CSV Format Response:

account_id,balance,customer_name
ACC1234567890,5432.10,John Smith
ACC9876543210,7821.45,Jane Doe
ACC5555555555,9234.67,Bob Johnson
ACC7777777777,3456.89,Alice Williams
ACC3333333333,6789.12,Charlie Brown

Error Response: 400 Bad Request

{
  "success": false,
  "executionId": "err98765",
  "error": {
    "code": "INVALID_SCHEMA",
    "message": "Field type 'invalid_type' is not supported. Use: string, int, long, double, boolean, timestamp, date, etc.",
    "details": "IllegalArgumentException"
  }
}

Use Cases

The /sample/schema endpoint is perfect for:

  • Quick Prototyping: Test field configurations without creating YAML files
  • API Integration: Generate mock data for testing APIs and services
  • Schema Validation: Verify field types and constraints before using in plans
  • Documentation: Generate sample data for API documentation and examples
  • Data Exploration: Experiment with different field generators and options

Example:

# Generate JSON sample data
curl -X POST http://localhost:9898/sample/schema \
  -H "Content-Type: application/json" \
  -d '{
    "fields": [
      {
        "name": "account_id",
        "type": "string",
        "options": {
          "regex": "ACC[0-9]{10}"
        },
        "nullable": false
      },
      {
        "name": "balance",
        "type": "double",
        "options": {
          "min": 100.0,
          "max": 10000.0
        },
        "nullable": false
      }
    ],
    "format": "json",
    "sampleSize": 5,
    "fastMode": true
  }'

# Generate CSV sample data
curl -X POST http://localhost:9898/sample/schema \
  -H "Content-Type: application/json" \
  -d '{
    "fields": [
      {
        "name": "user_id",
        "type": "long"
      },
      {
        "name": "email",
        "type": "string",
        "options": {
          "expression": "#{Internet.emailAddress}"
        }
      },
      {
        "name": "age",
        "type": "int",
        "options": {
          "min": 18,
          "max": 80
        }
      }
    ],
    "format": "csv",
    "sampleSize": 10,
    "fastMode": true
  }' \
  -o users.csv
# Generate JSON sample data
wget --method=POST \
  --header="Content-Type: application/json" \
  --body-data='{
    "fields": [
      {
        "name": "account_id",
        "type": "string",
        "options": {
          "regex": "ACC[0-9]{10}"
        },
        "nullable": false
      },
      {
        "name": "balance",
        "type": "double",
        "options": {
          "min": 100.0,
          "max": 10000.0
        },
        "nullable": false
      }
    ],
    "format": "json",
    "sampleSize": 5,
    "fastMode": true
  }' \
  -O - http://localhost:9898/sample/schema

# Generate CSV and save to file
wget --method=POST \
  --header="Content-Type: application/json" \
  --body-data='{
    "fields": [
      {
        "name": "user_id",
        "type": "long"
      },
      {
        "name": "email",
        "type": "string"
      }
    ],
    "format": "csv",
    "sampleSize": 20,
    "fastMode": true
  }' \
  -O users.csv http://localhost:9898/sample/schema

Reports

Get Report Resource - GET /report/{runId}/{resource}

Retrieve report resources (HTML, JSON, SVG, CSS files) for a specific plan execution.

Path Parameters:

  • runId - UUID of the plan execution
  • resource - Name of the resource file (must end with .html, .json, .svg, or .css and be less than 50 characters)
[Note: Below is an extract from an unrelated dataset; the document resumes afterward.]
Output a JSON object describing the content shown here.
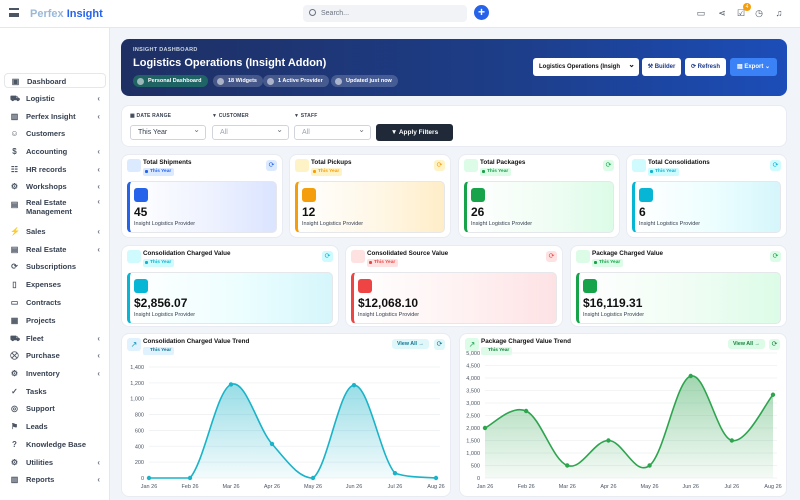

Response: 200 OK - Returns the requested file content

Example:

# Get HTML report
curl -X GET http://localhost:9898/report/12345678-1234-1234-1234-123456789012/index.html

# Get JSON data
curl -X GET http://localhost:9898/report/12345678-1234-1234-1234-123456789012/data.json

# Get CSS file
curl -X GET http://localhost:9898/report/12345678-1234-1234-1234-123456789012/styles.css
# Get HTML report
wget -O report.html http://localhost:9898/report/12345678-1234-1234-1234-123456789012/index.html

# Get JSON data
wget -O data.json http://localhost:9898/report/12345678-1234-1234-1234-123456789012/data.json

# Get CSS file
wget -O styles.css http://localhost:9898/report/12345678-1234-1234-1234-123456789012/styles.css

System

Shutdown Server - POST /shutdown

Gracefully shutdown the Data Caterer server.

Response: 200 OK

{
  "status": "success",
  "message": "Data Caterer shutdown completed"
}

Note: This will terminate the server process.

Example:

curl -X POST http://localhost:9898/shutdown
wget --method=POST http://localhost:9898/shutdown

Error Responses

All endpoints may return error responses in the following format:

Response: 500 Internal Server Error

{
  "status": "error",
  "message": "Failed to execute request",
  "uri": "/api/endpoint",
  "errorMessage": "Error details"
}

Response: 400 Bad Request

{
  "status": "error",
  "message": "Unable to fetch resource for request",
  "details": "Invalid request parameters"
}

Request/Response Models

PlanRunRequest

{
  "id": "string",
  "plan": {
    "name": "string",
    "description": "string"
  },
  "tasks": [
    {
      "name": "string",
      "dataSourceName": "string",
      "enabled": true
    }
  ],
  "validation": [],
  "configuration": {
    "flag": {},
    "folder": {},
    "metadata": {},
    "generation": {},
    "validation": {},
    "alert": {}
  }
}

Connection

{
  "name": "string",
  "type": "string",
  "groupType": "string",
  "options": {
    "key": "value"
  }
}

Sample Generation Response

{
  "success": true,
  "executionId": "string",
  "schema": {
    "fields": [
      {
        "name": "string",
        "type": "string",
        "nullable": true,
        "fields": []
      }
    ]
  },
  "sampleData": [
    {
      "field1": "value1",
      "field2": "value2"
    }
  ],
  "metadata": {
    "sampleSize": 10,
    "actualRecords": 10,
    "generatedInMs": 100,
    "fastModeEnabled": true
  },
  "error": {
    "code": "string",
    "message": "string",
    "details": "string"
  }
}

Quick Start

Each endpoint above includes copy-paste ready examples for both curl and wget. Choose your preferred tool using the tabs in each endpoint section.

Common Usage Patterns:

  • Plan Management: Use /run to execute plans, /plan to save/retrieve configurations
  • Connection Setup: Use /connection to manage data source connections
  • Sample Generation: Use /sample/tasks/{taskName}, /sample/steps/{stepName}, or /sample/schema for quick data previews
  • Monitoring: Use /run/history and /run/status/{id} to track execution progress
  • Reports: Use /report/{runId}/{resource} to access generated reports

This API provides comprehensive access to Data Caterer's functionality, allowing you to integrate data generation capabilities into your applications and workflows.